As many countries across the globe are legalizing cannabis, here in Spain it’s still up for debate. Granted, there has been some progress towards legalization, but many feel it’s not enough, especially those looking to cannabis for its medicinal benefits.
Following are some of the pros and cons of legalizing cannabis in Spain.
- Cannabis has numerous health benefits. Currently, cannabis cannot be prescribed as medicine in Spain, which sadly deprives those who need countless health benefits, including pain relief, diabetes prevention, relief from many symptoms and side effects of cancer and chemo, help with depression, insomnia, anxiety, and Epilepsy, and so much more.
- Cannabis is less destructive than alcohol. When used responsibly, cannabis is far less harmful than alcohol. It’s neither addictive nor deadly. With wider availability, cannabis can become a substance of choice, likely saving many lives (and livers) in the process.
- Legalized cannabis will provide a big boost to the economy. As with other economies that have received a boost from the legalization of cannabis, Spain could also see a big lift economically. Not only would there be a new source of major tax revenue, but industries including agriculture and medical-related research and development would also benefit.

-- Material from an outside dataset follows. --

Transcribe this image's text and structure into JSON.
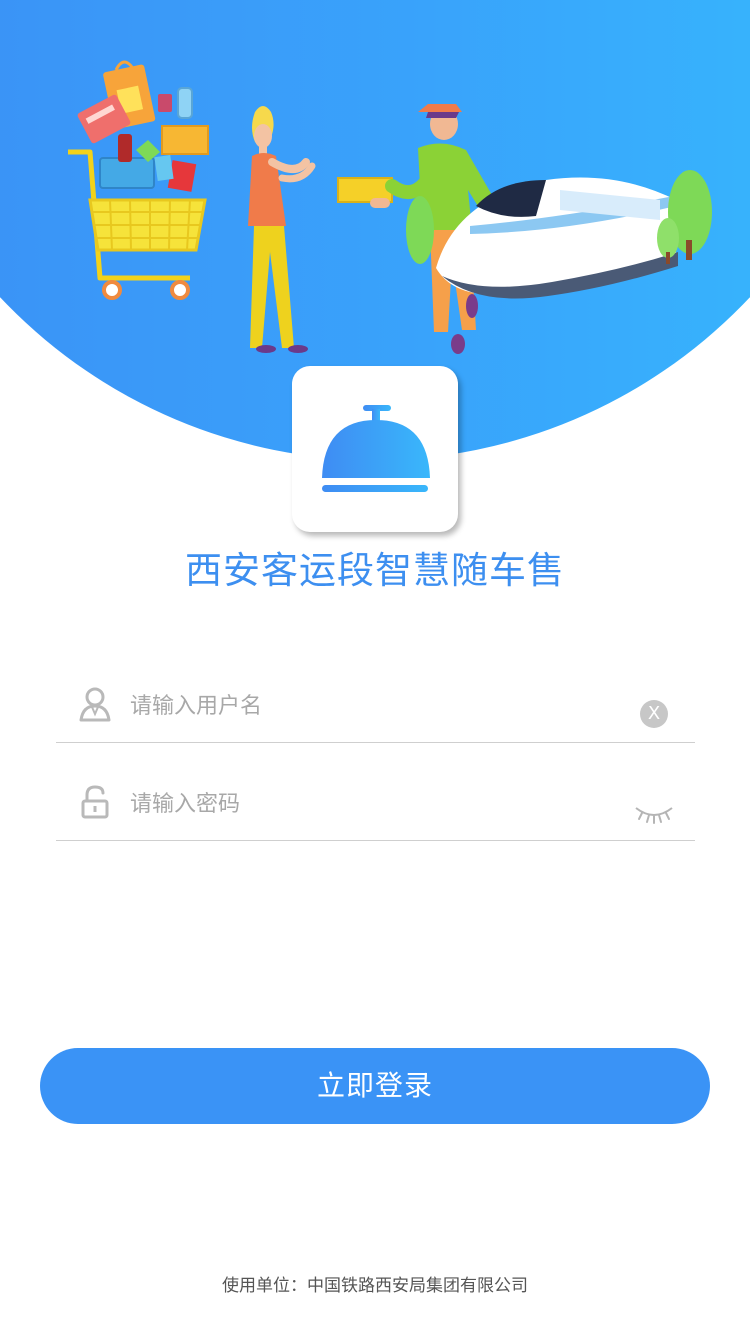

- Social programs would benefit. In conjunction with the economic benefits, more funds could be put into schools, infrastructure, and social welfare programs to aid the elderly and disadvantaged.
- Reduce black market crime. The legalization of cannabis will ideally allow institutions to replace the black market, subsequently reducing drug trafficking and encouraging young people to access the drug legally.
- Some people see cannabis as a gateway drug. Although numerous studies show contrary evidence, there are many people — including some addiction experts — that feel cannabis use leads to the use of harder drugs. One argument along these lines is that cannabis itself is getting much stronger. For example, cannabis in the 60’s and 70’s typically had a THC level of about 1%. Today’s THC levels can exceed 30%.
- There are adverse health effects. As stated, cannabis offers a wide variety of health benefits, but there are also some negative effects. Of primary concern to physicians is that cannabis smoke – just like tobacco smoke – contains many harmful substances and carcinogens. Also, people who smoke marijuana smoke it in a different way than tobacco, which possibly poses an even greater danger to lungs: With marijuana, the user inhales the smoke deeply and holds it in, giving toxins even more contact with lung tissue. Additionally, when a person smokes a joint all the way to the end, the tar left after burning has high levels of harmful substances that are concentrated on the end of a joint.
- Legalization won’t stop crime. Opponents of cannabis legalization believe that crime will increase, not decrease. They point at Amsterdam as an example, stating that the pot culture there has increased social problems and crime – from muggings and prostitution to hard drug use and gang violence.